A minimization problem in function fitting setup

The quick answer to your question (for $d > 1$) is no, there is no continuous solution. This can be rectified, however, by using a different $L^p$ norm.

Starting with the case of the $L^d$ norm as asked in the question, where $d$ is also the dimension of the Euclidean space, consider the following. For any $x_0\in\Omega$ and real numbers $r_0,A > 0$, define $f\colon\Omega\to\mathbb R$ by $$ f(x) = \begin{cases} 0,&{\rm if\ }r\ge r_0,\\ 1,&{\rm if\ }r\le e^{-A}r_0,\\ A^{-1}\log(r_0/r)&{\rm if\ }e^{-A}r_0 < r < r_0 \end{cases} $$ where $r=\lVert x-x_0\rVert_2$. The norm $\lVert f\rVert_{L^d}$ is bounded by $cr_0$ for constant $c$, so can be made small by taking $r_0$ to be small. Also, $\nabla f$ is of magnitude $1/(Ar)$ for $e^{-A}r_0 < r < r_0$. So (for some other constant $c$), \begin{align} \lVert\nabla f\rVert_{L^d}^d&=c\int_{e^{-A}r_0}^{r_0}(Ar)^{-d}\,(r^{d-1}dr)\\ &=cA^{-d}\left[\log r\right]_{e^{-A}r_0}^{r_0}=cA^{-(d-1)} \end{align} So, by taking $A$ large and $r_0$ small, we can make $\lVert f\rVert_{L^d}$ and $\lVert\nabla f\rVert_{L^d}$ as small as we like, with $f(x_0)=1$. By taking linear combinations of such functions (with $x_0$ replaced by the $x_i$ in the question, $C(f)$ can be made arbitrarily small. Clearly, the limit $C(f)=0$ is not obtained by a continuous function.

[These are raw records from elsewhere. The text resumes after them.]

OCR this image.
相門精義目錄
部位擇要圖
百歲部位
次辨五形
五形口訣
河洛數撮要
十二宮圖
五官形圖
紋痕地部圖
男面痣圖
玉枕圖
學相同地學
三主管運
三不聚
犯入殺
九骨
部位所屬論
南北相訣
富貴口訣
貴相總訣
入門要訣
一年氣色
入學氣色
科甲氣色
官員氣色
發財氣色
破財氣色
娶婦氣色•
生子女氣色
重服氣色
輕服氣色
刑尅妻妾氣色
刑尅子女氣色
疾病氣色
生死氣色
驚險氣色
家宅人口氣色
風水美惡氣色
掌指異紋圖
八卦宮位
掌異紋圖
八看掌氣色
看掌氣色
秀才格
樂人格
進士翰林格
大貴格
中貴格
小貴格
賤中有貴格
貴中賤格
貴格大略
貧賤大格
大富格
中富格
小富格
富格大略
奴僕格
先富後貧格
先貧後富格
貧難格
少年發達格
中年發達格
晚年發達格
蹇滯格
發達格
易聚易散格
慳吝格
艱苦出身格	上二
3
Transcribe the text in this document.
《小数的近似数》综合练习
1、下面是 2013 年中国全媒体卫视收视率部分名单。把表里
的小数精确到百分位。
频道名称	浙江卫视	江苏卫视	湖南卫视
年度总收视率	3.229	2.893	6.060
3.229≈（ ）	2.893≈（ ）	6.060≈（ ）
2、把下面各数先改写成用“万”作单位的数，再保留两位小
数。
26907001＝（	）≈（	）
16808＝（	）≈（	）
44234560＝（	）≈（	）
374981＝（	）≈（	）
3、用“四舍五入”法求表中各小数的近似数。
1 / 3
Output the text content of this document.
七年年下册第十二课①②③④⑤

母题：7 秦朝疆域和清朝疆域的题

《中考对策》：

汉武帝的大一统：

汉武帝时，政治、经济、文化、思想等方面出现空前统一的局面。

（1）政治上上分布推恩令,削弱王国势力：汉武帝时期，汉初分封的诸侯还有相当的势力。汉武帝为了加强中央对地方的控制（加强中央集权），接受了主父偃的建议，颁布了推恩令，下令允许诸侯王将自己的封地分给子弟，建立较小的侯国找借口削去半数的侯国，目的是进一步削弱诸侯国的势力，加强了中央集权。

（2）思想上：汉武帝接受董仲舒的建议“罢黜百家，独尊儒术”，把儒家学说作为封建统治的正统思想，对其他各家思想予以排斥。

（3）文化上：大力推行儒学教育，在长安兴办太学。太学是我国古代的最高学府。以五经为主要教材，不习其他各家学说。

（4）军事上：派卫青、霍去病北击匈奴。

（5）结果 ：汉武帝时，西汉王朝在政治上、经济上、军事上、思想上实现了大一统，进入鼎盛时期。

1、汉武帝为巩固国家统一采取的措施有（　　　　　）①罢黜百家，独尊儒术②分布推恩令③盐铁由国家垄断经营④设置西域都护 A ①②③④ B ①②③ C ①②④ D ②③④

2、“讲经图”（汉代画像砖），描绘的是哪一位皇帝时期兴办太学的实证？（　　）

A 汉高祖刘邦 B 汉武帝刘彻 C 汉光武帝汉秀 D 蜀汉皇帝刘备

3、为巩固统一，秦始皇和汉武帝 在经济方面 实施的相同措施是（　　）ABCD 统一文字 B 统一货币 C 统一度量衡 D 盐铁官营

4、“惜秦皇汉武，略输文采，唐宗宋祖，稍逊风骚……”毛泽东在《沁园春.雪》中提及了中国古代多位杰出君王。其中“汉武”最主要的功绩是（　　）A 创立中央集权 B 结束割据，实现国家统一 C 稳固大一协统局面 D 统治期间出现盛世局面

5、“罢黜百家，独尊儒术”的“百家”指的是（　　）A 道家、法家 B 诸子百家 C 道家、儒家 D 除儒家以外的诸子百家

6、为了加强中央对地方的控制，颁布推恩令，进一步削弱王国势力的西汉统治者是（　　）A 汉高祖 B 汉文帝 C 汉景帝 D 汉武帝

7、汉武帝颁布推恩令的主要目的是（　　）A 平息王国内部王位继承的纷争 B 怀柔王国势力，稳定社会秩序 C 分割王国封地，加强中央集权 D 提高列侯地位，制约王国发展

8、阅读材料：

Instead, consider using the following for $C(f)$, $$ C(f)=a\left(\sum_{i=1}^N\lvert f(x_i)-d_i\rvert^p\right)^{1/p}+b\lVert f\rVert_{L^p}+c\lVert\nabla f\rVert_{L^p} \tag1 $$ for any positive constants $a,b,c$ and $p > d$. The Sobolev embedding theorem and Morrey's inequality bounds the $C^{0,\alpha}$-norm of $f$ by a positive multiple of $C(f)$, with $\alpha=1-\frac dp$. This guarantees that the limit of any sequence of continuous $f_n\colon\Omega\to\mathbb R$ with $C(f_n)$ bounded is, at the very least, $\alpha$-Hölder continuous. Any sequence $f_n$ with $C(f_n)$ converging to $\inf\{C(f)\colon \int f=0\}$ satisfies $$ a\left(\sum_{i=1}^N\lvert f_n(x_i)-f(x_i)\rvert^p\right)^{1/p}+b\lVert f_n-f\rVert_{L^p}+c\lVert\nabla(f_n-f)\rVert_{L^p}\to0 \tag2 $$ where $f\colon\Omega\to\mathbb R$ is the unique continuous function minimising $C(f)$. The convergence of $f_n$ and the existence and uniqueness of the limit $f$ follows from uniform convexity of the $L^p$ norm for $1 < p < \infty$.